In May 2001, Brown declared for the 2001 NBA draft as an early entrant, thus ending his collegiate career. He scored a total 1,274 points at George Washington, which ranked 19th in program's history at the time, and his 738 points established a single-season record for the Colonials. He also ranked second all-time for career scoring average with 20.9 behind Joe Holup's 21.4.

===College statistics===

| Year | Team | GP | GS | MPG | FG% | 3P% | FT% | RPG | APG | SPG | BPG | PPG |
|---|---|---|---|---|---|---|---|---|---|---|---|---|
| 1999–00 | George Washington | 30 | 28 | 36.8 | .332 | .264 | .810 | 3.3 | 2.1 | 1.5 | 0.1 | 24.6 |
| 2000–01 | George Washington | 31 | 26 | 31.2 | .369 | .294 | .719 | 2.7 | 1.8 | 1.5 | 0.2 | 17.3 |
| Career |  | 61 | 54 | 34.0 | .348 | .275 | .772 | 3.0 | 2.0 | 1.5 | 0.2 | 20.9 |

== Professional career ==
Brown decided to forgo his final two years of college eligibility, and declared himself eligible for the 2001 NBA draft.

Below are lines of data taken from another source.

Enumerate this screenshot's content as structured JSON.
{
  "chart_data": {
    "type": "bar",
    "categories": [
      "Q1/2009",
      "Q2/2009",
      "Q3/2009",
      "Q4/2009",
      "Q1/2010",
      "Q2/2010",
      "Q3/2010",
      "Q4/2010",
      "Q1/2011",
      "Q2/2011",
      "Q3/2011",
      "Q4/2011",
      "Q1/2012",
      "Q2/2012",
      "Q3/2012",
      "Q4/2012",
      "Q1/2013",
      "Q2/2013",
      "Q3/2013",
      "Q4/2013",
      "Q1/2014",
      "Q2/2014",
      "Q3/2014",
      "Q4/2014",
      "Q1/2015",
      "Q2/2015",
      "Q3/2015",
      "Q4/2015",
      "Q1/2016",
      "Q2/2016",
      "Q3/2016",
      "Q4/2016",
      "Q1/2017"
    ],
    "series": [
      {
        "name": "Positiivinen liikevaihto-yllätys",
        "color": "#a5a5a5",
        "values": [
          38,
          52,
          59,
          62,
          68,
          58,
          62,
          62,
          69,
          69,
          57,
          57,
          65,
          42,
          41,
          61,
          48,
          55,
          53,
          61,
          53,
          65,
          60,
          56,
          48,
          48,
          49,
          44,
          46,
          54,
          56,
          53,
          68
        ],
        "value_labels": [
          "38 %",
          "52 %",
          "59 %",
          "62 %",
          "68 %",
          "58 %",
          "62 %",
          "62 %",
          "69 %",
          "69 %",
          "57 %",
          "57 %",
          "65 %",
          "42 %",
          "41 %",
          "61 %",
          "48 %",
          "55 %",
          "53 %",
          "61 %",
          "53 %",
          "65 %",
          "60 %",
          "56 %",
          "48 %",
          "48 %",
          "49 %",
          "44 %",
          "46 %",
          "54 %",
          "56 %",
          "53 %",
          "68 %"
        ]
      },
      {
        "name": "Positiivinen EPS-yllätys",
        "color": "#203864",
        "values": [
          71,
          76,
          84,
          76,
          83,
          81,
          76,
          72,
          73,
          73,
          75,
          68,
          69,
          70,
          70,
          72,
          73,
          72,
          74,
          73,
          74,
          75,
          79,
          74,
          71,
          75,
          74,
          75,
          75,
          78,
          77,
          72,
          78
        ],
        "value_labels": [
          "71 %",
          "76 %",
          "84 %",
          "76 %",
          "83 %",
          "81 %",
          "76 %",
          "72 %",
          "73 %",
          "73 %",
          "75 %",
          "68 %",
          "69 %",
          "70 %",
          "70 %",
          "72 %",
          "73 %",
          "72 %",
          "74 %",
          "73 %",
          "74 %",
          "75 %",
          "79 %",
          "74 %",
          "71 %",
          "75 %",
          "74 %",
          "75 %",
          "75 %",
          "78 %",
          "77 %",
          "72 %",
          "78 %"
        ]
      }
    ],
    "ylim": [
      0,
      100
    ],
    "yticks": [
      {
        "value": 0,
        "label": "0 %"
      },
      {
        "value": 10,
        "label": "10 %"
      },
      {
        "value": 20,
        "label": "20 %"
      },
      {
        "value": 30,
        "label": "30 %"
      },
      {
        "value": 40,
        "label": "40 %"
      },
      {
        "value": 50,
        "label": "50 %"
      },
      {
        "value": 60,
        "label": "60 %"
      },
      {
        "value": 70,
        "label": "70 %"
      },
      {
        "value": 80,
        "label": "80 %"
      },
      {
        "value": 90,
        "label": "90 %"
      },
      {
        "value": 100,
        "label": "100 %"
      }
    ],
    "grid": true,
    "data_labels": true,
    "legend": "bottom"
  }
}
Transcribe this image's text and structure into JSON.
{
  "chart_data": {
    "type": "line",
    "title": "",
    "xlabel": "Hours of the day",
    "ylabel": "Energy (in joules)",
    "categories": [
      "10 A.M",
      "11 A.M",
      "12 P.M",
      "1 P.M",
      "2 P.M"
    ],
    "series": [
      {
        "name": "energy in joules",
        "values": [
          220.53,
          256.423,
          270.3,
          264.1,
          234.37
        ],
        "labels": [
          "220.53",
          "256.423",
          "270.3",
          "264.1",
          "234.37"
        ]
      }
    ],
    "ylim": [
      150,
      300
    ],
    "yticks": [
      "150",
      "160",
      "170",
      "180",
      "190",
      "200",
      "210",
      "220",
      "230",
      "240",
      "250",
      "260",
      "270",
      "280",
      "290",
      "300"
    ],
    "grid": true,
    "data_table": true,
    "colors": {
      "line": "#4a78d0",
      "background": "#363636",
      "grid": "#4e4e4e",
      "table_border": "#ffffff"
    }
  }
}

At the 2001 NBA Draft Combine, Brown was measured at without shoes, weighing 176 lbs, with a wingspan. During the Chicago pre-draft camp, Brown moved to the point guard position, after playing at shooting guard in college. During the draft, Brown was not selected by any of the NBA franchises. He then joined the Philadelphia 76ers for the 2001 Shaw's Pro Summer League in July. 76ers' coach Larry Brown did not give him much playing time, and decided not to play him for the final games of the tournament. After the summer league, Brown was not signed by the 76ers, and he joined the One World All-Stars, an exhibition team that toured the United States playing college teams.

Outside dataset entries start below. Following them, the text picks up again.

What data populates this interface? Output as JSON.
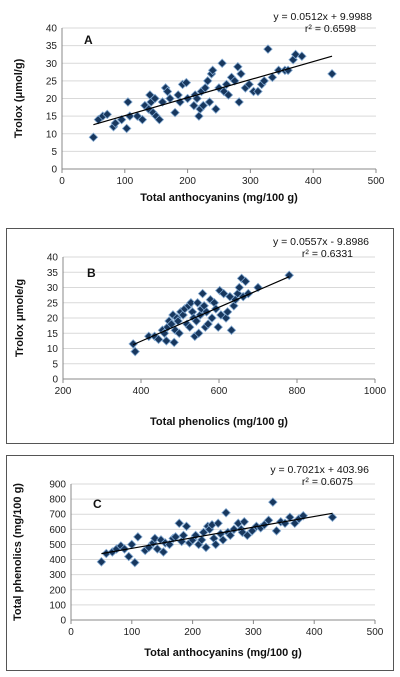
{
  "chart_data": [
    {
      "type": "scatter",
      "panel_label": "A",
      "xlabel": "Total anthocyanins (mg/100 g)",
      "ylabel": "Trolox (μmol/g)",
      "xlim": [
        0,
        500
      ],
      "ylim": [
        0,
        40
      ],
      "xticks": [
        "0",
        "100",
        "200",
        "300",
        "400",
        "500"
      ],
      "yticks": [
        "0",
        "5",
        "10",
        "15",
        "20",
        "25",
        "30",
        "35",
        "40"
      ],
      "equation": "y = 0.0512x + 9.9988",
      "r2": "r² = 0.6598",
      "trendline": {
        "slope": 0.0512,
        "intercept": 9.9988,
        "x_range": [
          50,
          430
        ]
      },
      "marker_color": "#17375e",
      "points": [
        [
          50,
          9
        ],
        [
          58,
          14
        ],
        [
          65,
          15
        ],
        [
          72,
          15.5
        ],
        [
          82,
          12
        ],
        [
          85,
          13
        ],
        [
          95,
          14
        ],
        [
          103,
          11.5
        ],
        [
          105,
          19
        ],
        [
          108,
          15
        ],
        [
          120,
          15
        ],
        [
          128,
          14
        ],
        [
          132,
          18
        ],
        [
          138,
          17
        ],
        [
          140,
          21
        ],
        [
          142,
          19
        ],
        [
          145,
          16
        ],
        [
          148,
          20
        ],
        [
          150,
          15
        ],
        [
          155,
          14
        ],
        [
          160,
          19
        ],
        [
          165,
          23
        ],
        [
          168,
          22
        ],
        [
          172,
          20
        ],
        [
          180,
          16
        ],
        [
          185,
          21
        ],
        [
          188,
          19
        ],
        [
          192,
          24
        ],
        [
          198,
          24.5
        ],
        [
          200,
          20
        ],
        [
          210,
          18
        ],
        [
          212,
          21
        ],
        [
          215,
          20
        ],
        [
          218,
          15
        ],
        [
          220,
          17
        ],
        [
          222,
          22
        ],
        [
          225,
          18
        ],
        [
          228,
          23
        ],
        [
          232,
          25
        ],
        [
          235,
          19
        ],
        [
          238,
          27
        ],
        [
          240,
          28
        ],
        [
          245,
          17
        ],
        [
          250,
          23
        ],
        [
          255,
          30
        ],
        [
          258,
          22
        ],
        [
          262,
          24
        ],
        [
          265,
          21
        ],
        [
          270,
          26
        ],
        [
          275,
          25
        ],
        [
          280,
          29
        ],
        [
          282,
          19
        ],
        [
          285,
          27
        ],
        [
          292,
          23
        ],
        [
          298,
          24
        ],
        [
          305,
          22
        ],
        [
          312,
          22
        ],
        [
          318,
          24
        ],
        [
          322,
          25
        ],
        [
          328,
          34
        ],
        [
          335,
          26
        ],
        [
          345,
          28
        ],
        [
          355,
          28
        ],
        [
          360,
          28
        ],
        [
          368,
          31
        ],
        [
          372,
          32.5
        ],
        [
          382,
          32
        ],
        [
          430,
          27
        ]
      ]
    },
    {
      "type": "scatter",
      "panel_label": "B",
      "xlabel": "Total phenolics (mg/100 g)",
      "ylabel": "Trolox μmole/g",
      "xlim": [
        200,
        1000
      ],
      "ylim": [
        0,
        40
      ],
      "xticks": [
        "200",
        "400",
        "600",
        "800",
        "1000"
      ],
      "yticks": [
        "0",
        "5",
        "10",
        "15",
        "20",
        "25",
        "30",
        "35",
        "40"
      ],
      "equation": "y = 0.0557x - 9.8986",
      "r2": "r² = 0.6331",
      "trendline": {
        "slope": 0.0557,
        "intercept": -9.8986,
        "x_range": [
          380,
          780
        ]
      },
      "marker_color": "#17375e",
      "points": [
        [
          380,
          11.5
        ],
        [
          385,
          9
        ],
        [
          420,
          14
        ],
        [
          435,
          14
        ],
        [
          445,
          13
        ],
        [
          455,
          16
        ],
        [
          460,
          15
        ],
        [
          465,
          12.5
        ],
        [
          468,
          17
        ],
        [
          472,
          19
        ],
        [
          478,
          18
        ],
        [
          482,
          21
        ],
        [
          485,
          12
        ],
        [
          488,
          16
        ],
        [
          492,
          20
        ],
        [
          495,
          19
        ],
        [
          498,
          15
        ],
        [
          502,
          22
        ],
        [
          508,
          21
        ],
        [
          512,
          23
        ],
        [
          518,
          18
        ],
        [
          522,
          24
        ],
        [
          525,
          17
        ],
        [
          528,
          25
        ],
        [
          532,
          22
        ],
        [
          535,
          20
        ],
        [
          538,
          14
        ],
        [
          542,
          19
        ],
        [
          545,
          25
        ],
        [
          548,
          15
        ],
        [
          552,
          21
        ],
        [
          555,
          23
        ],
        [
          558,
          28
        ],
        [
          562,
          24
        ],
        [
          565,
          17
        ],
        [
          568,
          22
        ],
        [
          572,
          18
        ],
        [
          578,
          26
        ],
        [
          582,
          20
        ],
        [
          588,
          25
        ],
        [
          592,
          23
        ],
        [
          598,
          17
        ],
        [
          602,
          29
        ],
        [
          605,
          21
        ],
        [
          612,
          28
        ],
        [
          618,
          20
        ],
        [
          622,
          22
        ],
        [
          628,
          27
        ],
        [
          632,
          16
        ],
        [
          638,
          24
        ],
        [
          642,
          26
        ],
        [
          648,
          28
        ],
        [
          652,
          30
        ],
        [
          658,
          33
        ],
        [
          662,
          27
        ],
        [
          668,
          32
        ],
        [
          675,
          28
        ],
        [
          700,
          30
        ],
        [
          780,
          34
        ]
      ]
    },
    {
      "type": "scatter",
      "panel_label": "C",
      "xlabel": "Total anthocyanins (mg/100 g)",
      "ylabel": "Total phenolics (mg/100 g)",
      "xlim": [
        0,
        500
      ],
      "ylim": [
        0,
        900
      ],
      "xticks": [
        "0",
        "100",
        "200",
        "300",
        "400",
        "500"
      ],
      "yticks": [
        "0",
        "100",
        "200",
        "300",
        "400",
        "500",
        "600",
        "700",
        "800",
        "900"
      ],
      "equation": "y = 0.7021x + 403.96",
      "r2": "r² = 0.6075",
      "trendline": {
        "slope": 0.7021,
        "intercept": 403.96,
        "x_range": [
          50,
          430
        ]
      },
      "marker_color": "#17375e",
      "points": [
        [
          50,
          385
        ],
        [
          58,
          440
        ],
        [
          68,
          450
        ],
        [
          75,
          470
        ],
        [
          82,
          490
        ],
        [
          88,
          470
        ],
        [
          95,
          420
        ],
        [
          100,
          500
        ],
        [
          105,
          380
        ],
        [
          110,
          550
        ],
        [
          122,
          460
        ],
        [
          128,
          480
        ],
        [
          135,
          510
        ],
        [
          138,
          540
        ],
        [
          142,
          470
        ],
        [
          148,
          530
        ],
        [
          152,
          450
        ],
        [
          155,
          510
        ],
        [
          162,
          500
        ],
        [
          168,
          540
        ],
        [
          172,
          550
        ],
        [
          178,
          640
        ],
        [
          182,
          520
        ],
        [
          185,
          560
        ],
        [
          190,
          620
        ],
        [
          195,
          510
        ],
        [
          200,
          530
        ],
        [
          205,
          560
        ],
        [
          210,
          500
        ],
        [
          215,
          530
        ],
        [
          218,
          580
        ],
        [
          222,
          480
        ],
        [
          225,
          620
        ],
        [
          228,
          600
        ],
        [
          232,
          630
        ],
        [
          235,
          540
        ],
        [
          238,
          500
        ],
        [
          242,
          640
        ],
        [
          246,
          570
        ],
        [
          250,
          530
        ],
        [
          255,
          710
        ],
        [
          258,
          580
        ],
        [
          262,
          560
        ],
        [
          268,
          600
        ],
        [
          275,
          640
        ],
        [
          280,
          600
        ],
        [
          282,
          580
        ],
        [
          285,
          650
        ],
        [
          290,
          560
        ],
        [
          298,
          590
        ],
        [
          305,
          620
        ],
        [
          312,
          610
        ],
        [
          318,
          630
        ],
        [
          325,
          660
        ],
        [
          332,
          780
        ],
        [
          338,
          590
        ],
        [
          345,
          650
        ],
        [
          352,
          640
        ],
        [
          360,
          680
        ],
        [
          368,
          640
        ],
        [
          375,
          670
        ],
        [
          382,
          690
        ],
        [
          430,
          680
        ]
      ]
    }
  ]
}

In September 2002 Brown was allocated to the Roanoke Dazzle of the NBA Development League. He played 8 games during the 2002–03 National Basketball Development League season, averaging 3.5 points and 1.1 rebounds in 8.1 minutes of playing time; he shot 28.1% from the field (14.3% from three) and 66.7% from the free throw line. In September 2003, Brown signed with Trouville, a club of Montevideo in Uruguay which played in the Liga Uruguaya de Basketball. He stayed with the club until the early months of 2004. In November 2006, Brown was signed by the Quad City Riverhawks of the American Basketball Association. After playing for Gigantes de Carolina in Puerto Rico's Baloncesto Superior Nacional, Brown spent the 2007–08 season in the Continental Basketball Association, playing for the Butte Daredevils. In 12 games with the Daredevils, Brown averaged 4.8 points, 1.7 rebounds and 0.8 assists shooting 44.9% from the field (40% on three-pointers).

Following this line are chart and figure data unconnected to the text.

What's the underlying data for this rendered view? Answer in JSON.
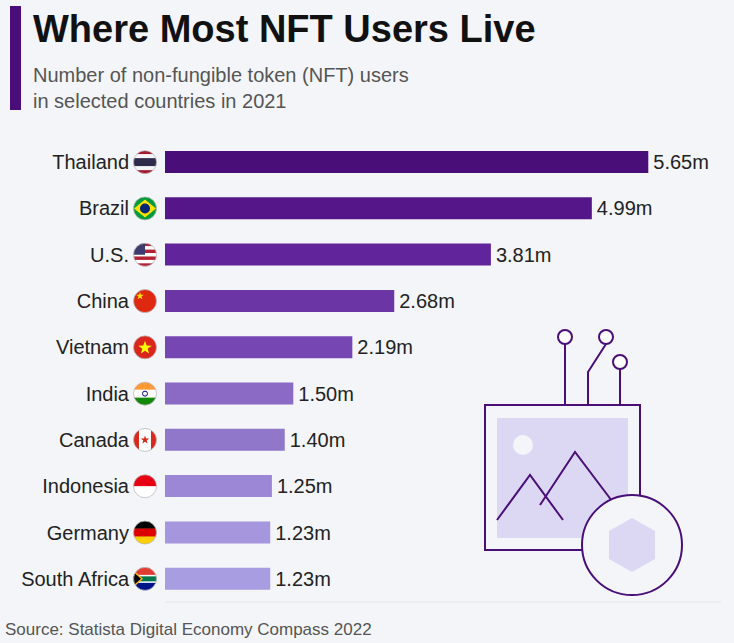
{
  "chart_data": {
    "type": "bar",
    "title": "Where Most NFT Users Live",
    "subtitle": "Number of non-fungible token (NFT) users\nin selected countries in 2021",
    "source": "Source: Statista Digital Economy Compass 2022",
    "orientation": "horizontal",
    "categories": [
      "Thailand",
      "Brazil",
      "U.S.",
      "China",
      "Vietnam",
      "India",
      "Canada",
      "Indonesia",
      "Germany",
      "South Africa"
    ],
    "values": [
      5.65,
      4.99,
      3.81,
      2.68,
      2.19,
      1.5,
      1.4,
      1.25,
      1.23,
      1.23
    ],
    "value_labels": [
      "5.65m",
      "4.99m",
      "3.81m",
      "2.68m",
      "2.19m",
      "1.50m",
      "1.40m",
      "1.25m",
      "1.23m",
      "1.23m"
    ],
    "colors": [
      "#4a0e78",
      "#55168a",
      "#61249a",
      "#6b35a6",
      "#7646b2",
      "#8b6ac6",
      "#9077ca",
      "#9c87d6",
      "#a596dd",
      "#a99de2"
    ],
    "data_labels": true,
    "xlim": [
      0,
      6.5
    ],
    "tick_labels": false,
    "grid": false
  }
}
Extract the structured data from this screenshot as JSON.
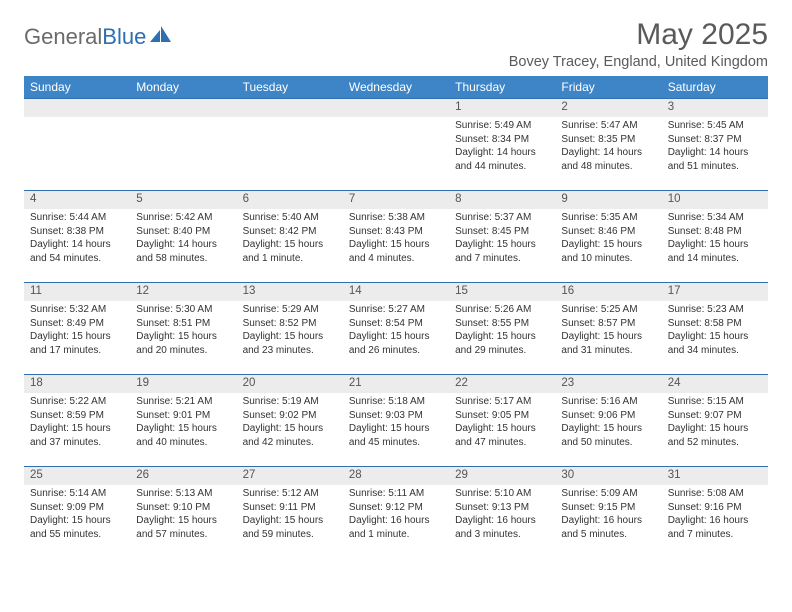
{
  "brand": {
    "part1": "General",
    "part2": "Blue"
  },
  "title": "May 2025",
  "location": "Bovey Tracey, England, United Kingdom",
  "colors": {
    "header_bg": "#3d85c6",
    "header_text": "#ffffff",
    "row_border": "#2f6fb0",
    "daynum_bg": "#ececec",
    "text": "#333333",
    "title_text": "#5a5a5a",
    "logo_gray": "#6b6b6b",
    "logo_blue": "#2f6fb0"
  },
  "day_headers": [
    "Sunday",
    "Monday",
    "Tuesday",
    "Wednesday",
    "Thursday",
    "Friday",
    "Saturday"
  ],
  "weeks": [
    [
      {
        "n": "",
        "lines": []
      },
      {
        "n": "",
        "lines": []
      },
      {
        "n": "",
        "lines": []
      },
      {
        "n": "",
        "lines": []
      },
      {
        "n": "1",
        "lines": [
          "Sunrise: 5:49 AM",
          "Sunset: 8:34 PM",
          "Daylight: 14 hours and 44 minutes."
        ]
      },
      {
        "n": "2",
        "lines": [
          "Sunrise: 5:47 AM",
          "Sunset: 8:35 PM",
          "Daylight: 14 hours and 48 minutes."
        ]
      },
      {
        "n": "3",
        "lines": [
          "Sunrise: 5:45 AM",
          "Sunset: 8:37 PM",
          "Daylight: 14 hours and 51 minutes."
        ]
      }
    ],
    [
      {
        "n": "4",
        "lines": [
          "Sunrise: 5:44 AM",
          "Sunset: 8:38 PM",
          "Daylight: 14 hours and 54 minutes."
        ]
      },
      {
        "n": "5",
        "lines": [
          "Sunrise: 5:42 AM",
          "Sunset: 8:40 PM",
          "Daylight: 14 hours and 58 minutes."
        ]
      },
      {
        "n": "6",
        "lines": [
          "Sunrise: 5:40 AM",
          "Sunset: 8:42 PM",
          "Daylight: 15 hours and 1 minute."
        ]
      },
      {
        "n": "7",
        "lines": [
          "Sunrise: 5:38 AM",
          "Sunset: 8:43 PM",
          "Daylight: 15 hours and 4 minutes."
        ]
      },
      {
        "n": "8",
        "lines": [
          "Sunrise: 5:37 AM",
          "Sunset: 8:45 PM",
          "Daylight: 15 hours and 7 minutes."
        ]
      },
      {
        "n": "9",
        "lines": [
          "Sunrise: 5:35 AM",
          "Sunset: 8:46 PM",
          "Daylight: 15 hours and 10 minutes."
        ]
      },
      {
        "n": "10",
        "lines": [
          "Sunrise: 5:34 AM",
          "Sunset: 8:48 PM",
          "Daylight: 15 hours and 14 minutes."
        ]
      }
    ],
    [
      {
        "n": "11",
        "lines": [
          "Sunrise: 5:32 AM",
          "Sunset: 8:49 PM",
          "Daylight: 15 hours and 17 minutes."
        ]
      },
      {
        "n": "12",
        "lines": [
          "Sunrise: 5:30 AM",
          "Sunset: 8:51 PM",
          "Daylight: 15 hours and 20 minutes."
        ]
      },
      {
        "n": "13",
        "lines": [
          "Sunrise: 5:29 AM",
          "Sunset: 8:52 PM",
          "Daylight: 15 hours and 23 minutes."
        ]
      },
      {
        "n": "14",
        "lines": [
          "Sunrise: 5:27 AM",
          "Sunset: 8:54 PM",
          "Daylight: 15 hours and 26 minutes."
        ]
      },
      {
        "n": "15",
        "lines": [
          "Sunrise: 5:26 AM",
          "Sunset: 8:55 PM",
          "Daylight: 15 hours and 29 minutes."
        ]
      },
      {
        "n": "16",
        "lines": [
          "Sunrise: 5:25 AM",
          "Sunset: 8:57 PM",
          "Daylight: 15 hours and 31 minutes."
        ]
      },
      {
        "n": "17",
        "lines": [
          "Sunrise: 5:23 AM",
          "Sunset: 8:58 PM",
          "Daylight: 15 hours and 34 minutes."
        ]
      }
    ],
    [
      {
        "n": "18",
        "lines": [
          "Sunrise: 5:22 AM",
          "Sunset: 8:59 PM",
          "Daylight: 15 hours and 37 minutes."
        ]
      },
      {
        "n": "19",
        "lines": [
          "Sunrise: 5:21 AM",
          "Sunset: 9:01 PM",
          "Daylight: 15 hours and 40 minutes."
        ]
      },
      {
        "n": "20",
        "lines": [
          "Sunrise: 5:19 AM",
          "Sunset: 9:02 PM",
          "Daylight: 15 hours and 42 minutes."
        ]
      },
      {
        "n": "21",
        "lines": [
          "Sunrise: 5:18 AM",
          "Sunset: 9:03 PM",
          "Daylight: 15 hours and 45 minutes."
        ]
      },
      {
        "n": "22",
        "lines": [
          "Sunrise: 5:17 AM",
          "Sunset: 9:05 PM",
          "Daylight: 15 hours and 47 minutes."
        ]
      },
      {
        "n": "23",
        "lines": [
          "Sunrise: 5:16 AM",
          "Sunset: 9:06 PM",
          "Daylight: 15 hours and 50 minutes."
        ]
      },
      {
        "n": "24",
        "lines": [
          "Sunrise: 5:15 AM",
          "Sunset: 9:07 PM",
          "Daylight: 15 hours and 52 minutes."
        ]
      }
    ],
    [
      {
        "n": "25",
        "lines": [
          "Sunrise: 5:14 AM",
          "Sunset: 9:09 PM",
          "Daylight: 15 hours and 55 minutes."
        ]
      },
      {
        "n": "26",
        "lines": [
          "Sunrise: 5:13 AM",
          "Sunset: 9:10 PM",
          "Daylight: 15 hours and 57 minutes."
        ]
      },
      {
        "n": "27",
        "lines": [
          "Sunrise: 5:12 AM",
          "Sunset: 9:11 PM",
          "Daylight: 15 hours and 59 minutes."
        ]
      },
      {
        "n": "28",
        "lines": [
          "Sunrise: 5:11 AM",
          "Sunset: 9:12 PM",
          "Daylight: 16 hours and 1 minute."
        ]
      },
      {
        "n": "29",
        "lines": [
          "Sunrise: 5:10 AM",
          "Sunset: 9:13 PM",
          "Daylight: 16 hours and 3 minutes."
        ]
      },
      {
        "n": "30",
        "lines": [
          "Sunrise: 5:09 AM",
          "Sunset: 9:15 PM",
          "Daylight: 16 hours and 5 minutes."
        ]
      },
      {
        "n": "31",
        "lines": [
          "Sunrise: 5:08 AM",
          "Sunset: 9:16 PM",
          "Daylight: 16 hours and 7 minutes."
        ]
      }
    ]
  ]
}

In November 2008 Brown joined Canadian team Halifax Rainmen of the Premier Basketball League; he was released in late January 2009 after averaging 7.1 points in 23 minutes per game over 7 league appearances. He then went back to Puerto Rico and played for Leones de Ponce, appearing in 2 games and averaging 1.5 points per game. He spent the 2010–11 season playing for MTV Wolfenbüttel in Germany.